Some scholars believe that the key point in the diagnosis of this disease is the identification of achondroplasia.
Cartilage hypoplasia is a systemic symmetrical cartilage development disorder, mainly characterized by short and thin limbs but normal to normal pygmy deformity. Severe cartilage hypoplasia sonogram features: fetal head enlargement, double top diameter widening; rib thick and short The chest is narrow but the lower thoracic cavity is relatively enlarged; the abdomen is bulging and the abdominal circumference is enlarged; the fetal limbs are short, the long bones are short and thick, and the bones are often curved and the bone ends are enlarged; the amount of amniotic fluid is increased, and the limbs of the two deformed fetuses are short. However, the osteogenesis is incomplete, the bone density is reduced, the cortex is thin, the fracture is very easy, and the bone deformity and thoracic deformation caused by the fracture are different from the chondral hypoplasia.
In addition, it should be noted that this disease can cause bone deformity and fracture, osteophyte formation, so the X-ray diagnosis should be differentiated from osteosarcoma, rickets, abnormal bone fiber and congenital pseudoarthrosis.
1. Delayed juvenile osteoporosis, general osteoporosis, vertebral biconcave deformation or flat vertebral body, and lateral kyphosis and easy fracture of the spine, similar to osteogenesis imperfecta; but the latter still has a large head The lateral humerus protrudes from the sides, the flat skull base, the face is small in triangle, the blue sclera, the multiple suture bones, and the family history are different from the former.
The diagnosis of type I OI is sometimes very difficult.

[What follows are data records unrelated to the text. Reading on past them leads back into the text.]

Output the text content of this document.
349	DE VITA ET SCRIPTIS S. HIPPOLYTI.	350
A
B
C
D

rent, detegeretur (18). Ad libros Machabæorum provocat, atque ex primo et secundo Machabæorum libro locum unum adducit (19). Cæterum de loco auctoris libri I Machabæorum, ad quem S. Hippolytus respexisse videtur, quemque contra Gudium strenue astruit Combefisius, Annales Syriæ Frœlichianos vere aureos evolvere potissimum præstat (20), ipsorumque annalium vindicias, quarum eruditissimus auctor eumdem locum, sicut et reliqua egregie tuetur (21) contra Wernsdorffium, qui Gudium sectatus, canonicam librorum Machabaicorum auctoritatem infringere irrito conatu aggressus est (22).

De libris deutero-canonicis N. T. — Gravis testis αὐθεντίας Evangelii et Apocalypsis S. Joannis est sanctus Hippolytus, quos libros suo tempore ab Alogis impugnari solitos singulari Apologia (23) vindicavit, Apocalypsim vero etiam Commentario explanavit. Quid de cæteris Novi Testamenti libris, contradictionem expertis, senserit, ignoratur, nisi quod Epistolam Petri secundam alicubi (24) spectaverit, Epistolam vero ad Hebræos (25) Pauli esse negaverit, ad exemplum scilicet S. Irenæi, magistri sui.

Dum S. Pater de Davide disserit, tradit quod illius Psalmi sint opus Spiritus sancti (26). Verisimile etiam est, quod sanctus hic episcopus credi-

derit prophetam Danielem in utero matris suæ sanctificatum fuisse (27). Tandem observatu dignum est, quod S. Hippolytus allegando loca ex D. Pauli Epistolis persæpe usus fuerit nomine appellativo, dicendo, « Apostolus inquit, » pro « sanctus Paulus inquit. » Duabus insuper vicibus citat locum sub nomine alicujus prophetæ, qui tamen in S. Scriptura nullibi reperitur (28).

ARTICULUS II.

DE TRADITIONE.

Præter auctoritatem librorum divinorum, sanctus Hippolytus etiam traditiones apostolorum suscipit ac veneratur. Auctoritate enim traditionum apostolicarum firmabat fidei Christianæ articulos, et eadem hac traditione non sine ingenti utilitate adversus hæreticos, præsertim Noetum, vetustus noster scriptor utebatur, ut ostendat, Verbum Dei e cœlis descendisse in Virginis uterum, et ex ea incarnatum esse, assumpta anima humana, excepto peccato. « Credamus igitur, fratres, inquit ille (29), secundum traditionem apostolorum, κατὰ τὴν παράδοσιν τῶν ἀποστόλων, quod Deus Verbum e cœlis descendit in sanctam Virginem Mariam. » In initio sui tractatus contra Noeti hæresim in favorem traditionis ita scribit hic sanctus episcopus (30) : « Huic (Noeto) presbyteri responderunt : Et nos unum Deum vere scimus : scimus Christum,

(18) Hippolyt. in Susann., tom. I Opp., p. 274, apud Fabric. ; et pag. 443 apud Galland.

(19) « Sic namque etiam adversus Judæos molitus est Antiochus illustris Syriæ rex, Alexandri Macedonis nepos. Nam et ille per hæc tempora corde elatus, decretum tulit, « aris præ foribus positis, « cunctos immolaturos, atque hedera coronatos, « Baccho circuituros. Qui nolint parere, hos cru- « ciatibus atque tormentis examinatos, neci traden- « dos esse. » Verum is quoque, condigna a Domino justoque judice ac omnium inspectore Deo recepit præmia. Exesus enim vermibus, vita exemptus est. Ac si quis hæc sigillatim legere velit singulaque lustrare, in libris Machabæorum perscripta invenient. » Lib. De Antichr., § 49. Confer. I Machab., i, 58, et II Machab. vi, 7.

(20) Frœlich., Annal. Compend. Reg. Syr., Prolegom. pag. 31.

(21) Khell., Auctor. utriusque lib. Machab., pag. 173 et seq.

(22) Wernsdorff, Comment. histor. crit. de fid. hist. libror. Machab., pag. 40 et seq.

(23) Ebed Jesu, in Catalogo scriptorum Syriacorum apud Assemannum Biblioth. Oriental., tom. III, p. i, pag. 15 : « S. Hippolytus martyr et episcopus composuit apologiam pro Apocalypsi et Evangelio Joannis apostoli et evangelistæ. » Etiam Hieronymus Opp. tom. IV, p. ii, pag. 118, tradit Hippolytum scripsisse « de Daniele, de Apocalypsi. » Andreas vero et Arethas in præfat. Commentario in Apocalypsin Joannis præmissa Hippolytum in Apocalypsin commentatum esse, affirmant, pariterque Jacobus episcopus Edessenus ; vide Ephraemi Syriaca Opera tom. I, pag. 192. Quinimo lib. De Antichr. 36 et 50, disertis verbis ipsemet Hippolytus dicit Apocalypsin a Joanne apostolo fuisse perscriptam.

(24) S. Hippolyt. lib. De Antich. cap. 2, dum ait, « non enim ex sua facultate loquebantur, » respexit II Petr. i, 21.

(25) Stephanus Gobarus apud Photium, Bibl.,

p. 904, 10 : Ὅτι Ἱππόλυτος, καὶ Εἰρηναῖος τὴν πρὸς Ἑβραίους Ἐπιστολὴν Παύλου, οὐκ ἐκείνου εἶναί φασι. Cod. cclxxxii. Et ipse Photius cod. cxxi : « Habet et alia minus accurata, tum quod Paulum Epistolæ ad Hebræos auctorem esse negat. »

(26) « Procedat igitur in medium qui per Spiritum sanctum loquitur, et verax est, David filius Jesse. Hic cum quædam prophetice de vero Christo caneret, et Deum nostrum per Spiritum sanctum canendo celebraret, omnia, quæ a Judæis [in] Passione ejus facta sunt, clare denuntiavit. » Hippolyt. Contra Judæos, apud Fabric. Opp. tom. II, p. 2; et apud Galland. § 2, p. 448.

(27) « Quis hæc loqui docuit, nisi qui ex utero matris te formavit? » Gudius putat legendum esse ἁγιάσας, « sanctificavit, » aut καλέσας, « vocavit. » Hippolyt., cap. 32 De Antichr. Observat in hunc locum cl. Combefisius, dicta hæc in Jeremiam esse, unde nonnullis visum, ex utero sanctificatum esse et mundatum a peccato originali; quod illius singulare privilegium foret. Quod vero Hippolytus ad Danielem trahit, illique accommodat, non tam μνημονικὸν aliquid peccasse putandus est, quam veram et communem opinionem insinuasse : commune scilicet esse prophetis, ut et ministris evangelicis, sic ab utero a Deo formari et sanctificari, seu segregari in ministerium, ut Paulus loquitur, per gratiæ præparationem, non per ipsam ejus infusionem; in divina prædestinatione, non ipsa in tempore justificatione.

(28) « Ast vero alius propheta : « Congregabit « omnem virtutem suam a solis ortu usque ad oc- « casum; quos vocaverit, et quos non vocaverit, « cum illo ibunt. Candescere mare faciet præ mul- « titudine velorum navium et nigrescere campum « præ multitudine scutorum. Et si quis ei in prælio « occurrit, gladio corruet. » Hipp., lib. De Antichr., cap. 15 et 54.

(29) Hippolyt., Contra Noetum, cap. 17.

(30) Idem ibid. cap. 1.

I should think of type I OI in the case of osteoporosis in adolescents or severe osteoporosis in perimenopause.
2. Bone softening and rickets without bone brittle and easy to fold, no blue sclera, blurred front of the mineralization with brush or cup mouth, widened cartilage disc, bone softening more common in pregnant or lactating women, with bone pain , serum calcium, phosphorus are reduced.
3. Patients with vitamin C deficiency also have osteoporosis, but there may be bleeding points under the skin, between the muscles and the epithelium. There may be severe pain and pseudo-sputum, and calcification may occur after the fracture is healed.
4. Osteosarcoma osteogenesis patients with fractures may have a large number of osteophytes, most of which are benign, only a few have erythrocyte sedimentation and elevated blood ALP, if necessary, bone biopsy can be identified.
5. Hyperactivity of joints Joint relaxation and hyperactivity are one of the characteristics of OI and should be associated with other collagen-deficient diseases that cause this change, such as benign joint hyperactivity syndrome, Morquio syndrome, Ehlers-Danlos syndrome, Marfan syndrome, Larsen syndrome, etc., in addition, special types of OI can be expressed as Cole-Carpenter syndrome, or adolescent osteoporosis, Ehlers-Danlos syndrome, OI combined with primary hyperparathyroidism, OI combined teeth Dentinogenesis imperfecta (DI), OI-like syndrome, should be noted for identification.